Balanced Multi-modal Federated Learning via Cross-Modal Infiltration
Yunfeng Fan, Wenchao Xu, Haozhao Wang, Jiaqi Zhu, Song Guo
TL;DR
This work tackles modality imbalance in multimodal federated learning by introducing FedCMI, a cross-modal infiltration framework that transfers knowledge from the global dominant modality to weaker modalities while preserving local modality exploitation. A two-projector architecture (Self-Projector and Infiltration Projector) paired with a shared classifier enables coexistence of modality-specific and cross-modal knowledge, and a proximal term mitigates input heterogeneity in FL. The authors further introduce class-wise temperature adaptation to reduce class-level bias during distillation, improving per-class performance across clients. Empirical results on CREMA-D, AVE, and CrisisMMD show significant gains over unimodal FL baselines and existing MFL approaches under both statistical and modality-heterogeneity settings, demonstrating the framework’s effectiveness and scalability in real-world multimodal distributed learning.
Abstract
Federated learning (FL) underpins advancements in privacy-preserving distributed computing by collaboratively training neural networks without exposing clients' raw data. Current FL paradigms primarily focus on uni-modal data, while exploiting the knowledge from distributed multimodal data remains largely unexplored.
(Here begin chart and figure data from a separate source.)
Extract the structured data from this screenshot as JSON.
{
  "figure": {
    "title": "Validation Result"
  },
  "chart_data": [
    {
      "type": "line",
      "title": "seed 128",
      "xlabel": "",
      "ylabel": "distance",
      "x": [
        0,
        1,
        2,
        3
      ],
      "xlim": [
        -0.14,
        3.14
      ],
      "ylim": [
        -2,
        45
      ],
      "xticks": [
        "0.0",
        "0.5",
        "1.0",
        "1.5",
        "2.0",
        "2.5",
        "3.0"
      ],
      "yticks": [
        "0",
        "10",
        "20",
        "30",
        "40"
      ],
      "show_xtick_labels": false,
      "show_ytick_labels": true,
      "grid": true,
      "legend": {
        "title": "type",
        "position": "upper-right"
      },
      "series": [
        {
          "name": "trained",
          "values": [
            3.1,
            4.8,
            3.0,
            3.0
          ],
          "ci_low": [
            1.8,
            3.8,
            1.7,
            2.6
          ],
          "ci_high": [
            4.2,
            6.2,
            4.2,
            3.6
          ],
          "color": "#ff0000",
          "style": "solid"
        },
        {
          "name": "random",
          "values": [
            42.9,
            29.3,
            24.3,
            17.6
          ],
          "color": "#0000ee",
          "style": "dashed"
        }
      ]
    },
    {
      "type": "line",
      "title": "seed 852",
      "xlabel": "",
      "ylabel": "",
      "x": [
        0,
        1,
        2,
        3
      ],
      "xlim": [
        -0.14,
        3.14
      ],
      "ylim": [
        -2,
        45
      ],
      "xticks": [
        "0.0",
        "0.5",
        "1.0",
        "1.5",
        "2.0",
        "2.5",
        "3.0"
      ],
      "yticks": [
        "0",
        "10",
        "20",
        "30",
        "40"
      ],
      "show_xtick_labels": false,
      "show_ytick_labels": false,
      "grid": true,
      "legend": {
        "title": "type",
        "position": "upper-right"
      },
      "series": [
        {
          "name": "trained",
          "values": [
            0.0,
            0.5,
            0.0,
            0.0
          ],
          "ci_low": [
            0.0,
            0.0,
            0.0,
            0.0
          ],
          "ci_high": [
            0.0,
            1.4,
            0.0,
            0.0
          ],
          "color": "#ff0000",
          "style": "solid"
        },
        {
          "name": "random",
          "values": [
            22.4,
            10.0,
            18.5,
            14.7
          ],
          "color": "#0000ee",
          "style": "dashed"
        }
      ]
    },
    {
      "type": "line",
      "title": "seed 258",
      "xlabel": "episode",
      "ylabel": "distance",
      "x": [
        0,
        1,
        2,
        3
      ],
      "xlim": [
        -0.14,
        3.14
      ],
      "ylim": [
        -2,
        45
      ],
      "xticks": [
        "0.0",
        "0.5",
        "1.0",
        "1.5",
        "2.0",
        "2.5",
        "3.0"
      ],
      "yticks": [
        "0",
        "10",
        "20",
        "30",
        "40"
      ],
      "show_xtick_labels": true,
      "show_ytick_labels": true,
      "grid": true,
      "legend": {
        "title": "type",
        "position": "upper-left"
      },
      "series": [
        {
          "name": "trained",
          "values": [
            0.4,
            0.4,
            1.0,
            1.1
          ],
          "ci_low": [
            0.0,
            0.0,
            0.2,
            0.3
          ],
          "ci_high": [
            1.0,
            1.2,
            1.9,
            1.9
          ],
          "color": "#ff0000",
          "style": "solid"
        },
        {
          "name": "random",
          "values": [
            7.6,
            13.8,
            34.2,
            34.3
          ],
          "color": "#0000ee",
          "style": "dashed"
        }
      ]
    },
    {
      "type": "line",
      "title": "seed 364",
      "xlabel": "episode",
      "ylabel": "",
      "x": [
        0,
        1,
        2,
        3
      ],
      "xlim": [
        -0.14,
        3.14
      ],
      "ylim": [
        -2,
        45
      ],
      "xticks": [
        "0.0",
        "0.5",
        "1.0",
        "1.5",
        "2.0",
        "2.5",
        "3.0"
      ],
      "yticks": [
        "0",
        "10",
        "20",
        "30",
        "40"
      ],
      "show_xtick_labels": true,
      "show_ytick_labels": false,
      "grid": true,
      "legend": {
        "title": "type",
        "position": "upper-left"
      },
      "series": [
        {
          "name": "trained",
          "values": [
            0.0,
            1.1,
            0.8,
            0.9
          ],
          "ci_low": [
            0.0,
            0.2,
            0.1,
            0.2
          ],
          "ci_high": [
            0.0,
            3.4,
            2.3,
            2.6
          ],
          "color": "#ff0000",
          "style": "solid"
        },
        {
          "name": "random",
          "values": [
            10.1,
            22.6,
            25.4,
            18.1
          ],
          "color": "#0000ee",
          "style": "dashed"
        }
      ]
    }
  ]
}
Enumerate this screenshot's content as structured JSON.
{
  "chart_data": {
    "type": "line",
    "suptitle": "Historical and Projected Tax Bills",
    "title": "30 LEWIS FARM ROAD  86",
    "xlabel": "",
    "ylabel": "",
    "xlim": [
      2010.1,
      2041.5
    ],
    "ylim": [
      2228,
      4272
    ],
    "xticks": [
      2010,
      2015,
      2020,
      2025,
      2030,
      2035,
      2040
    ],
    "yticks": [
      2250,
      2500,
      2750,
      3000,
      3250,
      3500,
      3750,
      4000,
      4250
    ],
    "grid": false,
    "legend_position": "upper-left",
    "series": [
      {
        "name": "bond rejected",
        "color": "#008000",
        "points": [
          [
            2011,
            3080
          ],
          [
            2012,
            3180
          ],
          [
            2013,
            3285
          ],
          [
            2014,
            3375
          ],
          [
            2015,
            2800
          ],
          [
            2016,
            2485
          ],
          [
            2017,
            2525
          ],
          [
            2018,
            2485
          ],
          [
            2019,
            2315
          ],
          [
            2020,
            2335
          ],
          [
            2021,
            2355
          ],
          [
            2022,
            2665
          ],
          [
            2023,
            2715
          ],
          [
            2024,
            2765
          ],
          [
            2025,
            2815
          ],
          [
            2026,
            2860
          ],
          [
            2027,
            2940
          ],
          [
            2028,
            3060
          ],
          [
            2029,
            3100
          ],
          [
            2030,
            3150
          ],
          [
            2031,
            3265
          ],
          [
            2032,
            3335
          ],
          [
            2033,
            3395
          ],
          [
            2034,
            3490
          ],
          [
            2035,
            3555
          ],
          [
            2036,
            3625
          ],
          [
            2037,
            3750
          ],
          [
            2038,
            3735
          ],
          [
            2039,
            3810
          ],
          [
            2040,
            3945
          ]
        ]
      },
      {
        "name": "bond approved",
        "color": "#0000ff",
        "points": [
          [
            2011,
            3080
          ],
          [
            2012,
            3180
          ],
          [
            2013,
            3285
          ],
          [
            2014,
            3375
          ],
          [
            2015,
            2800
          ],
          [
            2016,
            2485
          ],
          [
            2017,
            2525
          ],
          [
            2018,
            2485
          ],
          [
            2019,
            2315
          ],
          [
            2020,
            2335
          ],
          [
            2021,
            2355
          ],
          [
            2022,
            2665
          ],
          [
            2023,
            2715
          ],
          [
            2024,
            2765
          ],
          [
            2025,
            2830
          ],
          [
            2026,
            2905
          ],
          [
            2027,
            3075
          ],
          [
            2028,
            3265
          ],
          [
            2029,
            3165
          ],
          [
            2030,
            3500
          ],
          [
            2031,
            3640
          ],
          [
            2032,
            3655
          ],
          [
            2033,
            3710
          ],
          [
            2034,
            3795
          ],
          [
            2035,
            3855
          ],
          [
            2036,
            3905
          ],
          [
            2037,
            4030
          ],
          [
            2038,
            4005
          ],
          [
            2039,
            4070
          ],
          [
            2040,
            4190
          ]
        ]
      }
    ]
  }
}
Existing multimodal FL (MFL) solutions are mainly designed for statistical or modality heterogeneity from the input side, however, have yet to solve the fundamental issue,"modality imbalance", in distributed conditions, which can lead to inadequate information exploitation and heterogeneous knowledge aggregation on different modalities.In this paper, we propose a novel Cross-Modal Infiltration Federated Learning (FedCMI) framework that effectively alleviates modality imbalance and knowledge heterogeneity via knowledge transfer from the global dominant modality. To avoid the loss of information in the weak modality due to merely imitating the behavior of dominant modality, we design the two-projector module to integrate the knowledge from dominant modality while still promoting the local feature exploitation of weak modality. In addition, we introduce a class-wise temperature adaptation scheme to achieve fair performance across different classes. Extensive experiments over popular datasets are conducted and give us a gratifying confirmation of the proposed framework for fully exploring the information of each modality in MFL.